Before the 4th ID left Fort Carson in 1995 for Fort Hood, Texas, the mountain post had an aviation brigade. The Army understood such a brigade was crucial to effective combat training.
When Maj. Gen. David Perkins assumed command of the division last year, it returned to Fort Carson, but this time without a the aviation brigade.
It is the only division in the Army without an aviation brigade.
Fort Carson already has most of the infrastructure needed for the brigade. It has Butts Army Air Field, a runway and hangar facility already used by helicopters. The post also has the Pinon Canyon Maneuver Site and the National Guard High Altitude Aviation Training Center, both of which provide environments needed for training.
And the Colorado Springs community is already known for its support of the military. The city offers unparalleled quality of life with strong school systems, higher education opportunities, low cost of living and numerous recreational opportunities.

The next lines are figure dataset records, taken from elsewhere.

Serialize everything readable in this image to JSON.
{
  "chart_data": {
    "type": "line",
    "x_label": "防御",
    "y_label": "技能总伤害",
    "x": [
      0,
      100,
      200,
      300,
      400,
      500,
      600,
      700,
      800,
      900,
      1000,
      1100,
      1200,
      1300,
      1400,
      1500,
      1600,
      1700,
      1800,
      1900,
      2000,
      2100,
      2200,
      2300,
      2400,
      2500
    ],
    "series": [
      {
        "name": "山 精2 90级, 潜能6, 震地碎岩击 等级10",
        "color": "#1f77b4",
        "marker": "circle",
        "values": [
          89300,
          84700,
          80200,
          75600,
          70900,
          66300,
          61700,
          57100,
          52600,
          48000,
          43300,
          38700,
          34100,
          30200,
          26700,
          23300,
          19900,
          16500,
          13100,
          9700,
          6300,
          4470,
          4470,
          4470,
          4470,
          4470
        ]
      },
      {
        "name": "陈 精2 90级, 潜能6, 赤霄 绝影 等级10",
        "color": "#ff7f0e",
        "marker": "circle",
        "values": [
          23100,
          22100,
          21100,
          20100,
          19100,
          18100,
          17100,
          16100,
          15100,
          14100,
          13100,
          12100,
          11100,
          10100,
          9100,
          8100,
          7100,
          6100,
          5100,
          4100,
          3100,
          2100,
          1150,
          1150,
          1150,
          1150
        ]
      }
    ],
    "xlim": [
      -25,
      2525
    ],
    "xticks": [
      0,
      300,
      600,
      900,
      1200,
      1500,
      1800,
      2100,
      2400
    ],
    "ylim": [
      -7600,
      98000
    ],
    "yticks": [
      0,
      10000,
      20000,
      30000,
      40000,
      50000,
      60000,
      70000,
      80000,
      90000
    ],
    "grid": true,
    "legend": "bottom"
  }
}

The Army will consider all these factors, along with public comment gathered during the environmental impact assessment, to decide where the Combat Aviation Brigade will be located.
The public comment period closes Jan. 7.
The Army wants to have a new home for the combat aviation brigade established by 2013.
A decision in early 2011 is critical to ensure that the upcoming federal budget includes the money needed infrastructure money.
Fort Carson and Colorado Springs are a natural fit for the aviation brigade and the added soldiers it will bring.
The brigade will, of course, be a boon to our local economy, bringing opportunity for construction and aerospace contractors. About $800 million in infrastructure upgrades will be needed at Fort Carson.
But it’s also a matter of providing the right training tools to the infantry division that defends our freedom.